IndyCar: *sigh*… so many things… it’s hard to know where to start.
First of all, stop treating us like were sheep. Stop assuming that we’re just gonna forgive and forget and move forward like nothing happened because “we always do”.
Cause guess what we DON’T always show up again.
That assumption will come back to bite everyone, yourselves included, in the ass eventually.
With every subsequent misstep the number of “lifelong” fans diminishes. If this is not important to you, then continue to chart your confusing course. If this is important to you, then take your heads out of … the sand.
Yes, without a doubt the on track action this year was fabulous. Not one person has disputed that. But a lot of us had to go to a lot of effort and expense to enjoy it. We did this because we were confident the series was finally, after years of stagnation, moving in the right direction, so we were willing to jump through some extra hoops and put up with a little BS, because someone was working very hard on our behalf.
Well, you got rid of that someone, so as of right now, we’re balancing precariously on the fence between giving a fuck, or giving up completely, and we could easily jump off on either side, depending on your next move.
So please, have a little respect for us, and stop telling us to “pay no attention to the man behind the curtain”, cause that curtain was pulled back, and the weak little man has been revealed in all his glory.

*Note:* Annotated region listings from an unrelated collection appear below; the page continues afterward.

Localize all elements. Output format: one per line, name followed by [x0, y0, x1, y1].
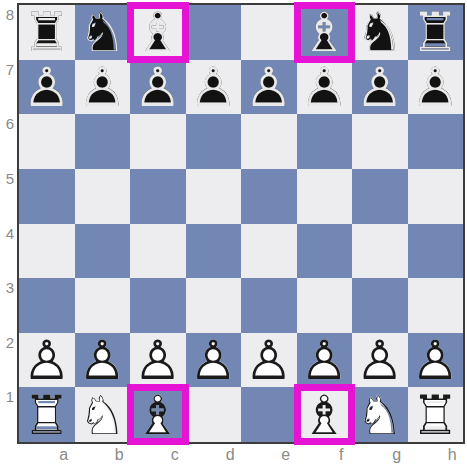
black-knight[interactable]: ♞♘: [352, 5, 408, 60]
white-bishop-outline-icon: ♗: [130, 388, 186, 443]
square-d6[interactable]: [186, 114, 242, 169]
file-label: f: [339, 447, 343, 463]
black-rook-icon: ♜: [408, 6, 464, 61]
black-bishop[interactable]: ♝♗: [130, 5, 186, 60]
square-h7[interactable]: ♟♙: [408, 60, 464, 115]
rank-label: 6: [6, 114, 14, 133]
square-b5[interactable]: [75, 169, 131, 224]
square-e2[interactable]: ♟♙: [241, 333, 297, 388]
white-pawn-outline-icon: ♙: [352, 334, 408, 389]
file-label: b: [115, 447, 124, 463]
black-pawn-outline-icon: ♙: [130, 61, 186, 116]
black-rook-outline-icon: ♖: [408, 6, 464, 61]
white-rook-outline-icon: ♖: [408, 388, 464, 443]
white-pawn-outline-icon: ♙: [408, 334, 464, 389]
black-pawn[interactable]: ♟♙: [186, 60, 242, 115]
black-bishop[interactable]: ♝♗: [297, 5, 353, 60]
square-b1[interactable]: ♞♘: [75, 387, 131, 442]
white-pawn[interactable]: ♟♙: [130, 333, 186, 388]
square-a4[interactable]: [19, 224, 75, 279]
black-pawn-icon: ♟: [297, 61, 353, 116]
square-c4[interactable]: [130, 224, 186, 279]
white-pawn[interactable]: ♟♙: [186, 333, 242, 388]
white-knight-outline-icon: ♘: [75, 388, 131, 443]
black-bishop-icon: ♝: [297, 6, 353, 61]
black-knight-icon: ♞: [75, 6, 131, 61]
chess-board-panel: 87654321 ♜♖♞♘♝♗♝♗♞♘♜♖♟♙♟♙♟♙♟♙♟♙♟♙♟♙♟♙♟♙♟…: [0, 0, 467, 466]
rank-label: 1: [6, 387, 14, 406]
rank-labels: 87654321: [0, 5, 14, 442]
square-b4[interactable]: [75, 224, 131, 279]
black-pawn[interactable]: ♟♙: [19, 60, 75, 115]
white-rook-outline-icon: ♖: [19, 388, 75, 443]
square-h4[interactable]: [408, 224, 464, 279]
white-knight[interactable]: ♞♘: [352, 387, 408, 442]
square-d2[interactable]: ♟♙: [186, 333, 242, 388]
black-knight-outline-icon: ♘: [352, 6, 408, 61]
square-g1[interactable]: ♞♘: [352, 387, 408, 442]
black-pawn-icon: ♟: [75, 61, 131, 116]
black-pawn[interactable]: ♟♙: [241, 60, 297, 115]
square-b8[interactable]: ♞♘: [75, 5, 131, 60]
white-pawn-outline-icon: ♙: [297, 334, 353, 389]
black-pawn[interactable]: ♟♙: [352, 60, 408, 115]
white-pawn-outline-icon: ♙: [241, 334, 297, 389]
square-d8[interactable]: [186, 5, 242, 60]
white-bishop[interactable]: ♝♗: [297, 387, 353, 442]
square-d3[interactable]: [186, 278, 242, 333]
black-knight-icon: ♞: [352, 6, 408, 61]
square-f4[interactable]: [297, 224, 353, 279]
black-pawn-outline-icon: ♙: [19, 61, 75, 116]
rank-label: 7: [6, 60, 14, 79]
white-rook-icon: ♜: [408, 388, 464, 443]
square-h8[interactable]: ♜♖: [408, 5, 464, 60]
black-bishop-icon: ♝: [130, 6, 186, 61]
square-d4[interactable]: [186, 224, 242, 279]
square-h1[interactable]: ♜♖: [408, 387, 464, 442]
rank-label: 5: [6, 169, 14, 188]
file-label: d: [226, 447, 235, 463]
black-pawn[interactable]: ♟♙: [130, 60, 186, 115]
white-pawn[interactable]: ♟♙: [241, 333, 297, 388]
black-pawn-outline-icon: ♙: [186, 61, 242, 116]
square-f7[interactable]: ♟♙: [297, 60, 353, 115]
file-label: a: [59, 447, 68, 463]
square-d7[interactable]: ♟♙: [186, 60, 242, 115]
white-pawn-icon: ♟: [352, 334, 408, 389]
black-pawn-icon: ♟: [352, 61, 408, 116]
white-knight-outline-icon: ♘: [352, 388, 408, 443]
square-e6[interactable]: [241, 114, 297, 169]
white-pawn[interactable]: ♟♙: [75, 333, 131, 388]
black-pawn-outline-icon: ♙: [352, 61, 408, 116]
square-b6[interactable]: [75, 114, 131, 169]
square-c2[interactable]: ♟♙: [130, 333, 186, 388]
square-c7[interactable]: ♟♙: [130, 60, 186, 115]
square-e7[interactable]: ♟♙: [241, 60, 297, 115]
square-c8[interactable]: ♝♗: [130, 5, 186, 60]
square-f8[interactable]: ♝♗: [297, 5, 353, 60]
white-pawn[interactable]: ♟♙: [352, 333, 408, 388]
black-pawn-icon: ♟: [186, 61, 242, 116]
file-label: e: [281, 447, 290, 463]
white-rook[interactable]: ♜♖: [408, 387, 464, 442]
black-bishop-outline-icon: ♗: [130, 6, 186, 61]
white-pawn-outline-icon: ♙: [130, 334, 186, 389]
square-f5[interactable]: [297, 169, 353, 224]
file-label: g: [392, 447, 401, 463]
square-a2[interactable]: ♟♙: [19, 333, 75, 388]
square-b7[interactable]: ♟♙: [75, 60, 131, 115]
square-e4[interactable]: [241, 224, 297, 279]
white-knight-icon: ♞: [352, 388, 408, 443]
square-d1[interactable]: [186, 387, 242, 442]
white-pawn-icon: ♟: [186, 334, 242, 389]
file-label: c: [171, 447, 179, 463]
square-b2[interactable]: ♟♙: [75, 333, 131, 388]
black-rook-outline-icon: ♖: [19, 6, 75, 61]
square-g4[interactable]: [352, 224, 408, 279]
square-h5[interactable]: [408, 169, 464, 224]
white-knight[interactable]: ♞♘: [75, 387, 131, 442]
black-bishop-outline-icon: ♗: [297, 6, 353, 61]
square-e5[interactable]: [241, 169, 297, 224]
black-pawn[interactable]: ♟♙: [297, 60, 353, 115]
black-rook-icon: ♜: [19, 6, 75, 61]
square-e3[interactable]: [241, 278, 297, 333]
white-pawn-outline-icon: ♙: [186, 334, 242, 389]
white-rook-icon: ♜: [19, 388, 75, 443]
black-pawn-icon: ♟: [241, 61, 297, 116]
black-pawn[interactable]: ♟♙: [75, 60, 131, 115]
white-bishop-outline-icon: ♗: [297, 388, 353, 443]
white-pawn-outline-icon: ♙: [75, 334, 131, 389]
square-c3[interactable]: [130, 278, 186, 333]
square-g3[interactable]: [352, 278, 408, 333]
square-g5[interactable]: [352, 169, 408, 224]
white-bishop[interactable]: ♝♗: [130, 387, 186, 442]
square-h2[interactable]: ♟♙: [408, 333, 464, 388]
black-pawn-outline-icon: ♙: [297, 61, 353, 116]
white-pawn-icon: ♟: [408, 334, 464, 389]
square-h3[interactable]: [408, 278, 464, 333]
file-label: h: [448, 447, 457, 463]
chess-board: ♜♖♞♘♝♗♝♗♞♘♜♖♟♙♟♙♟♙♟♙♟♙♟♙♟♙♟♙♟♙♟♙♟♙♟♙♟♙♟♙…: [17, 3, 465, 444]
square-e1[interactable]: [241, 387, 297, 442]
square-a1[interactable]: ♜♖: [19, 387, 75, 442]
square-f1[interactable]: ♝♗: [297, 387, 353, 442]
square-g8[interactable]: ♞♘: [352, 5, 408, 60]
white-pawn-icon: ♟: [75, 334, 131, 389]
square-h6[interactable]: [408, 114, 464, 169]
file-labels: abcdefgh: [36, 444, 467, 466]
black-pawn-icon: ♟: [408, 61, 464, 116]
white-pawn-icon: ♟: [19, 334, 75, 389]
black-rook[interactable]: ♜♖: [19, 5, 75, 60]
white-pawn[interactable]: ♟♙: [19, 333, 75, 388]
square-a7[interactable]: ♟♙: [19, 60, 75, 115]
white-pawn-outline-icon: ♙: [19, 334, 75, 389]
black-pawn-icon: ♟: [19, 61, 75, 116]
square-e8[interactable]: [241, 5, 297, 60]
square-a8[interactable]: ♜♖: [19, 5, 75, 60]
white-pawn-icon: ♟: [130, 334, 186, 389]
black-pawn[interactable]: ♟♙: [408, 60, 464, 115]
white-bishop-icon: ♝: [297, 388, 353, 443]
white-pawn-icon: ♟: [241, 334, 297, 389]
rank-label: 2: [6, 333, 14, 352]
square-g7[interactable]: ♟♙: [352, 60, 408, 115]
white-rook[interactable]: ♜♖: [19, 387, 75, 442]
square-d5[interactable]: [186, 169, 242, 224]
square-f3[interactable]: [297, 278, 353, 333]
black-pawn-icon: ♟: [130, 61, 186, 116]
square-b3[interactable]: [75, 278, 131, 333]
square-a3[interactable]: [19, 278, 75, 333]
black-pawn-outline-icon: ♙: [408, 61, 464, 116]
white-pawn[interactable]: ♟♙: [408, 333, 464, 388]
square-g2[interactable]: ♟♙: [352, 333, 408, 388]
square-c1[interactable]: ♝♗: [130, 387, 186, 442]
white-bishop-icon: ♝: [130, 388, 186, 443]
black-rook[interactable]: ♜♖: [408, 5, 464, 60]
square-a5[interactable]: [19, 169, 75, 224]
black-pawn-outline-icon: ♙: [241, 61, 297, 116]
square-a6[interactable]: [19, 114, 75, 169]
square-g6[interactable]: [352, 114, 408, 169]
square-f2[interactable]: ♟♙: [297, 333, 353, 388]
white-pawn[interactable]: ♟♙: [297, 333, 353, 388]
square-c6[interactable]: [130, 114, 186, 169]
black-pawn-outline-icon: ♙: [75, 61, 131, 116]
rank-label: 4: [6, 224, 14, 243]
square-c5[interactable]: [130, 169, 186, 224]
square-f6[interactable]: [297, 114, 353, 169]
rank-label: 3: [6, 278, 14, 297]
black-knight[interactable]: ♞♘: [75, 5, 131, 60]
white-pawn-icon: ♟: [297, 334, 353, 389]
white-knight-icon: ♞: [75, 388, 131, 443]
black-knight-outline-icon: ♘: [75, 6, 131, 61]
rank-label: 8: [6, 5, 14, 24]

Stop telling us that it doesn’t matter what happens off track and that “politics can’t spoil IndyCar” (really Mario? Really?? Newsflash: They can spoil IndyCar. How do we know that? BECAUSE THEY ALREADY DID! Been there, done that, bought the really expensive t-shirt for all the teams and events that don’t exist anymore!)
Stop telling us what to think, how to feel and to “just move on” and be appreciative of all you offer us.
Think of it this way. We, you and me, have just gone through an ugly break up. Allow me a bit of time to get a little drunk, do a little retail therapy, have a rebound relationship, and maybe, if you’re lucky, realize after a cooling off period that you’re “the one” and come back to you.
Most importantly, stop trying to blame US (fans/media) for your shortfalls.
You want us to talk positively about the series, drivers, teams, tracks, racing?
Simple. Give us something positive to talk about.
Post diatribe add-on:
The reason I’m even considering “taking you back” right now ?
All of the hard work this man —> @RBINDYCAR , put in
Yesterday (Saturday) Randy did what Randy does best.
He reached out to us.
On our level.
No pretense, no condescension. No excuses. No grand gesture.
He simply booted up his twitter account to let us know he was still out there and that he wasn’t going anywhere. He thanked us for our support and kind words over the last couple of days, and then, in a truly classy move, he did the other thing he’s really good at, he rallied the troops.
Not in a “sucking up because I was told to” way.
Not in a “Let’s make them feel guilty and stupid” way.
Just in that genuine Randy way.
No doubt about it, he is a fan.
He came in green, but he grew to love the sport and it’s players, and it’s venues and it’s fans.
One conversation with the man told you all of that.
One look through the stream of responses tells you all you need to know about his impact on the sport and why.